As pessoas se dessocializam ao não conseguirem se reconectar diariamente e em cada momento do dia com os demais em nome da ordem necessária à vida em sociedade. Terremotos, guerras, revoluções, pandemias, inundações, fome coletiva, violência social, ditaduras, tudo concorre para colocar entre parênteses a sociedade conhecida e vivida. Nessas situações difunde-se o medo, a insegurança, a falta de esperança, a perda de amor à vida e ao outro, o abuso, o colapso da alteridade, essenciais à normalidade social.

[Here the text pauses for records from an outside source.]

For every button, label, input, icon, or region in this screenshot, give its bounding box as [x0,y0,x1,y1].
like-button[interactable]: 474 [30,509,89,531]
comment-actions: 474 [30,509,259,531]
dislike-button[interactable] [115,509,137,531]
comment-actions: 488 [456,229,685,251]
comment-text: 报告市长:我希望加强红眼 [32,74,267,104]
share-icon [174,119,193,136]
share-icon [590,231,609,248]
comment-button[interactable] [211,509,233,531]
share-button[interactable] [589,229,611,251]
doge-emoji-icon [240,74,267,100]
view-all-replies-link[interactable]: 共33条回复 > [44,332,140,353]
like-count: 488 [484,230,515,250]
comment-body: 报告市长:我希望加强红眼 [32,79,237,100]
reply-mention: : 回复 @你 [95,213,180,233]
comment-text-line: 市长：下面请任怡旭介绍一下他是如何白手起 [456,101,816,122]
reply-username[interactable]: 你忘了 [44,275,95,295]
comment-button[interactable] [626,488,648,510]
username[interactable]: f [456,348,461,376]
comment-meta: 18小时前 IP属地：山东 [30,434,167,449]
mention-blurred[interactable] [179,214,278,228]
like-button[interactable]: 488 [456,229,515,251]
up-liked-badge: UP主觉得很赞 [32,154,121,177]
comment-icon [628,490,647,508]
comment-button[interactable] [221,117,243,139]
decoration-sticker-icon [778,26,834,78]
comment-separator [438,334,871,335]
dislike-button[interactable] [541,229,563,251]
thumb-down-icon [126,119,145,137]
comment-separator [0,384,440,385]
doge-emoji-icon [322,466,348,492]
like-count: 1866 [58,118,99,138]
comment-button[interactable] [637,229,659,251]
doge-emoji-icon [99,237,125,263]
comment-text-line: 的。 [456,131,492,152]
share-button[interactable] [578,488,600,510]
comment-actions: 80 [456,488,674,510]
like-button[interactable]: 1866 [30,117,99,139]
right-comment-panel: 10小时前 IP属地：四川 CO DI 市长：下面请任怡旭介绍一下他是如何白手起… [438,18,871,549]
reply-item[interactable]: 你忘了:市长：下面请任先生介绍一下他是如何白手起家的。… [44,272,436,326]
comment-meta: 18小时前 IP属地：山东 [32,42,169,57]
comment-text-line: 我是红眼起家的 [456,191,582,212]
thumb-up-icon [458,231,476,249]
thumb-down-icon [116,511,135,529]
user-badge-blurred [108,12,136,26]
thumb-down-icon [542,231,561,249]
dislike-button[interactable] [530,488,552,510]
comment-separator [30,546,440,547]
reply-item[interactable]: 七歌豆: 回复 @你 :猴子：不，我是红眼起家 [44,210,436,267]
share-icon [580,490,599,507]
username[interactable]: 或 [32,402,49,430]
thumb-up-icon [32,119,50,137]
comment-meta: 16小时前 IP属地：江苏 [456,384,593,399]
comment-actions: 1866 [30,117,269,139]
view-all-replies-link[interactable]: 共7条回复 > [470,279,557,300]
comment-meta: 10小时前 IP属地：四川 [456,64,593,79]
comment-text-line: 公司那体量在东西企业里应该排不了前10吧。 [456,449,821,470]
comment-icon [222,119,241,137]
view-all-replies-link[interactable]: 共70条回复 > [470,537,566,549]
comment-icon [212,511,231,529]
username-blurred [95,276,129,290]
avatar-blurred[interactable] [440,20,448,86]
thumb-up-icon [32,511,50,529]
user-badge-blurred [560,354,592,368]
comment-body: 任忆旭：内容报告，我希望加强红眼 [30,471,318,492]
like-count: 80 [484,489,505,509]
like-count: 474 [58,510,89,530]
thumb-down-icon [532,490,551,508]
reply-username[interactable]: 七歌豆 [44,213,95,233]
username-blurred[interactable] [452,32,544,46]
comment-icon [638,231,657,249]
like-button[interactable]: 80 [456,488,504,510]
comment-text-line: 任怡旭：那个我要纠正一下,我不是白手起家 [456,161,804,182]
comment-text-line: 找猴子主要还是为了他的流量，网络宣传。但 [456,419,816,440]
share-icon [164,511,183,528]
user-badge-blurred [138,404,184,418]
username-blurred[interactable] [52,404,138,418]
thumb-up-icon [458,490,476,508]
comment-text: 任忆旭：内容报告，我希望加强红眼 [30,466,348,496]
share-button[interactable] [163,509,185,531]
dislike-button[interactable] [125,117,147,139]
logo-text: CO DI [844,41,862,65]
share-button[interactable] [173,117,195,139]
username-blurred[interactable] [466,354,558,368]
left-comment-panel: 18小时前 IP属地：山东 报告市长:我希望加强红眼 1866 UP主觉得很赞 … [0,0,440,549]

No caso brasileiro, a dessocialização já dá evidências em várias modalidades de comportamento anômico dessocializador, agravado pelas anomalias da incerteza política, da falta de rumos do governo, da concepção patológica de poder que começou a se manifestar com as revelações do mensalão e as revelações da Lava-Jato e ganharam seu cume com as eleições de 2018, que propuseram o pior no lugar do ruim.
Quando a doença terminar ou for controlada, sobreviverá como sequela social. Toda uma nova geração de crianças terá perdido um precioso ano de sua infância, que nunca mais será reposto porque terá sido suprimido um momento vital de sua socialização. Será a geração das crianças sem a memória da infância, quando muito memória mutilada. Toda uma geração de jovens ficará afetada porque estará no limiar da idade adulta carregada das deficiências de novos relacionamentos decisivos na formação da personalidade e da identidade.
Todos terão que deixar de ser o que sempre foram. Serão outras pessoas. Olharão no espelho e descobrirão que têm apenas vaga memória de que quem é que estão vendo.
*José de Souza Martins é sociólogo. Professor Emérito da Faculdade de Filosofia da USP, Simon Bolivar Professor (Cambridge, 1993-94). Pesquisador Emérito do CNPq. Membro da Academia Paulista de Letras. Entre outros livros, é autor de "Fronteira - A degradação do Outro nos Confins do Humano" (Contexto).